Na vervolgens door ons “echte maatje” een stukje
per bus vervoerd te zijn kwamen we op het slotstuk van de route uit. Daar
volgde nog een zeer hectisch gedeelte met niet minder dan zes bewakers. Bij
achtervolging 2a werden Johannes en Floris in de kraag gevat, en ontkwamen Eize
en Bob aan de belagers.
Bob verschool zich in een verderop gelegen boomwal
aan de route en wachtte rustig af. Na een tijdje kwamen er eindelijk weer een
paar vage lampjes in zijn richting, drie stuks. Daar zul je de andere drie
groepsleden hebben! “Signaal veilig” geven dus. Nadat Bob enkele malen het
“signaal veilig” aan de drie naderende bewakers had gegeven volgde er een
sprint van zo’n tweehonderd meter over een weiland. Bij het keerpunt (een klein
schuurtje) werd foutloos gewisseld en begon de sprint terug richting bosrand.
Gauw naar het veilige “checkpoint”. Maar omdat Johannes even verderop nog onder
arrest stond waren we als groep niet compleet, en dus ook niet onschendbaar.
Floris, Johannes en Bob waren er gloeiend bij, Eize ontkwam. Na enige tijd een
tokkelende kip nagedaan te hebben (en Floris een klaarkomende kip zo te horen)
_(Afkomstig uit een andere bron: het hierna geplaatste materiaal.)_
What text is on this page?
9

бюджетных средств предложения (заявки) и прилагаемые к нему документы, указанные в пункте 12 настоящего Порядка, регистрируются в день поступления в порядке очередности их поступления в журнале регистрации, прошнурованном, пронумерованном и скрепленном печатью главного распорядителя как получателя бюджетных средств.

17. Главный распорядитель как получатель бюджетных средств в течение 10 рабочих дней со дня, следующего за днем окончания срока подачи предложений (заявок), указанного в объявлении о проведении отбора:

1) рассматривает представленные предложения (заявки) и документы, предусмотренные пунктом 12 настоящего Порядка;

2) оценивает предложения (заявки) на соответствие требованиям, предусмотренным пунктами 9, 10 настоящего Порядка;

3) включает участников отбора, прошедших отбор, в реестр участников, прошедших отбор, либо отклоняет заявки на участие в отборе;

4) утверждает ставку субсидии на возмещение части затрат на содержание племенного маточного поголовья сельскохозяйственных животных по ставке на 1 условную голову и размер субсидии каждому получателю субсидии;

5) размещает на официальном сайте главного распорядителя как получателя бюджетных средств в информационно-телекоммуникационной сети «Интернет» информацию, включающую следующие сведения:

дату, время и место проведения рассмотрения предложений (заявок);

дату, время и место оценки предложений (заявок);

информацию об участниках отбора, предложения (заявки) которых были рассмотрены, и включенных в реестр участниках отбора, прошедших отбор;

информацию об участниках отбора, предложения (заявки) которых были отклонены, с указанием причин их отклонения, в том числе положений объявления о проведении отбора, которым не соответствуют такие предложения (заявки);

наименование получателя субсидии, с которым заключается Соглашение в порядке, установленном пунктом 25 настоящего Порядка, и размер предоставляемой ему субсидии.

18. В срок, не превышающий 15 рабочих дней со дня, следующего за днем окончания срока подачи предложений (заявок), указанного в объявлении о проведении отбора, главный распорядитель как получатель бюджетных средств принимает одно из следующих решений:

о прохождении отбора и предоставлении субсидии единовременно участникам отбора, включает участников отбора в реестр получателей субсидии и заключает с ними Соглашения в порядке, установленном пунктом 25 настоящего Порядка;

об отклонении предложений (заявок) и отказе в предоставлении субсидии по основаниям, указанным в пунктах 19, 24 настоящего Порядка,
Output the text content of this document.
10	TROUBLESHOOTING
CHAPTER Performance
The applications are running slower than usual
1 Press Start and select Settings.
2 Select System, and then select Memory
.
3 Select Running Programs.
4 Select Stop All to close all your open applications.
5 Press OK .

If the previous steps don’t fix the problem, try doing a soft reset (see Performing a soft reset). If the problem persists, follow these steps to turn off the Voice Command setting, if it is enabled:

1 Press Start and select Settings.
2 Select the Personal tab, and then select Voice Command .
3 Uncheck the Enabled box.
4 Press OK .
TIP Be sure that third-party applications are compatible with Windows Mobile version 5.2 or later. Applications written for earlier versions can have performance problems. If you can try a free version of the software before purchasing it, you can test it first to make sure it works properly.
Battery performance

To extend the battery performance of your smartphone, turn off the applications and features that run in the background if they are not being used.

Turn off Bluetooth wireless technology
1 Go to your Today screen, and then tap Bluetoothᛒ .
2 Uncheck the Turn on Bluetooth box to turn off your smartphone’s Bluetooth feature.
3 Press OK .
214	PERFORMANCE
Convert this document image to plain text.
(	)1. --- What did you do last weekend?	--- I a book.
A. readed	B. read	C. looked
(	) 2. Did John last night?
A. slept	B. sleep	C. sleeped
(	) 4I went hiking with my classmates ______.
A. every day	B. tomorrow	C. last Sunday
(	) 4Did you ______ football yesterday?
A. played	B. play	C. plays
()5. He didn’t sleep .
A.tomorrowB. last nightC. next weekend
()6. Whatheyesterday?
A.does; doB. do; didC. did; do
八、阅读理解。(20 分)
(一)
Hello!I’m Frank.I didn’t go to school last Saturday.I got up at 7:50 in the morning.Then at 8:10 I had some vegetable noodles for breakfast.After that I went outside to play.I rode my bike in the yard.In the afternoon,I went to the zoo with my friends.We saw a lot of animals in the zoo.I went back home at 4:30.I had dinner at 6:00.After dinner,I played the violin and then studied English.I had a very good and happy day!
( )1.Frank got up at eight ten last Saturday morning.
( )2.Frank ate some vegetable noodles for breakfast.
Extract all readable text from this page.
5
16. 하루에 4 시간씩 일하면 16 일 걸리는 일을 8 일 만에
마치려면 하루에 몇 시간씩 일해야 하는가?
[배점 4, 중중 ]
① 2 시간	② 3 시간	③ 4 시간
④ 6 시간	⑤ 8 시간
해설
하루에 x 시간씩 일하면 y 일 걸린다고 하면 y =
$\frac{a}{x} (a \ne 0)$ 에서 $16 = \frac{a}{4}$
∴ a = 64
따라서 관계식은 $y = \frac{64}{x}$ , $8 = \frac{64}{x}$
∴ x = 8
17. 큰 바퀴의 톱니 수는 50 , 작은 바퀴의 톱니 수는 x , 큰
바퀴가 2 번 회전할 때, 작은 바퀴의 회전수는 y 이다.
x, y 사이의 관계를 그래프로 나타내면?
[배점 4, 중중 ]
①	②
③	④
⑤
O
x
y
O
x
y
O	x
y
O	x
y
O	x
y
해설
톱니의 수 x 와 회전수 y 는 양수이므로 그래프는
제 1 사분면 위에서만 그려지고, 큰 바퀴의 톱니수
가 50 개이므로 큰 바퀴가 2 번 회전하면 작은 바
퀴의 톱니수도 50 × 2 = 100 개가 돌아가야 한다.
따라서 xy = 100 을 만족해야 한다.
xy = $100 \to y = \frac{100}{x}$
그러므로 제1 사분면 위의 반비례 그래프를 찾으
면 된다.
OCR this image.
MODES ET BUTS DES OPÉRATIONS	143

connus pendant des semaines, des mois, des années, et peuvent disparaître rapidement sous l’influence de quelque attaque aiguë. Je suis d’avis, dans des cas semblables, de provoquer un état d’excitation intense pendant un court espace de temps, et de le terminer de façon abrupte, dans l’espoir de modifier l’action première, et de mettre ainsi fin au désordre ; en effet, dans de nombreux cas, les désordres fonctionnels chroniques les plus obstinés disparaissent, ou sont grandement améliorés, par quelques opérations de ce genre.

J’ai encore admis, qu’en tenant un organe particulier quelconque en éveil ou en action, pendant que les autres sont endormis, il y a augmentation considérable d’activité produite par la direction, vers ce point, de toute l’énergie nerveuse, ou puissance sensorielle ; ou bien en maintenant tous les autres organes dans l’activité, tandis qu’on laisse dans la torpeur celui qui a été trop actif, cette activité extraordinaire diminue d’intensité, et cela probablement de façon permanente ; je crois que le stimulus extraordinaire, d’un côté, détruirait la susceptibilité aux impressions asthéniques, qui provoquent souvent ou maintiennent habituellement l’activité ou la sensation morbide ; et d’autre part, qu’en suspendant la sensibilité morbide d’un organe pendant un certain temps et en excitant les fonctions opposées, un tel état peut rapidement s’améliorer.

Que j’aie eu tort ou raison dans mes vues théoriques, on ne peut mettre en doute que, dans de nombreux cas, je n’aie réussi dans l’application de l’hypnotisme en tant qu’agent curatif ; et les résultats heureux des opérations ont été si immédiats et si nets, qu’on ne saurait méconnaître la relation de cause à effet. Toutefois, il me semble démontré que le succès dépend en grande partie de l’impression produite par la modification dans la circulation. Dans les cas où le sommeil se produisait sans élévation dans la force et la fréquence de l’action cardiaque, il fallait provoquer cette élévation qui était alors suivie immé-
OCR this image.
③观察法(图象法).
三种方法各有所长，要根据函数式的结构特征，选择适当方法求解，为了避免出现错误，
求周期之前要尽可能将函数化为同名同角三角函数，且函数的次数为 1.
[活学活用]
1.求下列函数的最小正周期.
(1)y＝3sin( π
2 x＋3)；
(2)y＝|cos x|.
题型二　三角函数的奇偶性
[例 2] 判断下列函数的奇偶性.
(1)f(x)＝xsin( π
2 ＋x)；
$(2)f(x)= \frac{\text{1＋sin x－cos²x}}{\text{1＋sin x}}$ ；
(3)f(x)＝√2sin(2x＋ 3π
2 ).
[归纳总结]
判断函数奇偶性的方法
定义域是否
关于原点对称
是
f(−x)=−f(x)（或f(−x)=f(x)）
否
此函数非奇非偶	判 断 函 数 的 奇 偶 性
mochten we de bebouwde kern van Norg in en zat de tocht er op. Er volgde in het
pannenkoekhuis een enthousiaste verkleedpartij die door de omstanders met
buitengewone belangstelling gevolgd werd.
Daarna met de taxi naar Groningen, waar nog net
even eentje gekocht werd.
Al met al een succesvolle avond, mede dankzij de
inspanningen van alle medewerkers aan de “Escape”.
Zeker een aanrader voor personeelsfeestjes e.d.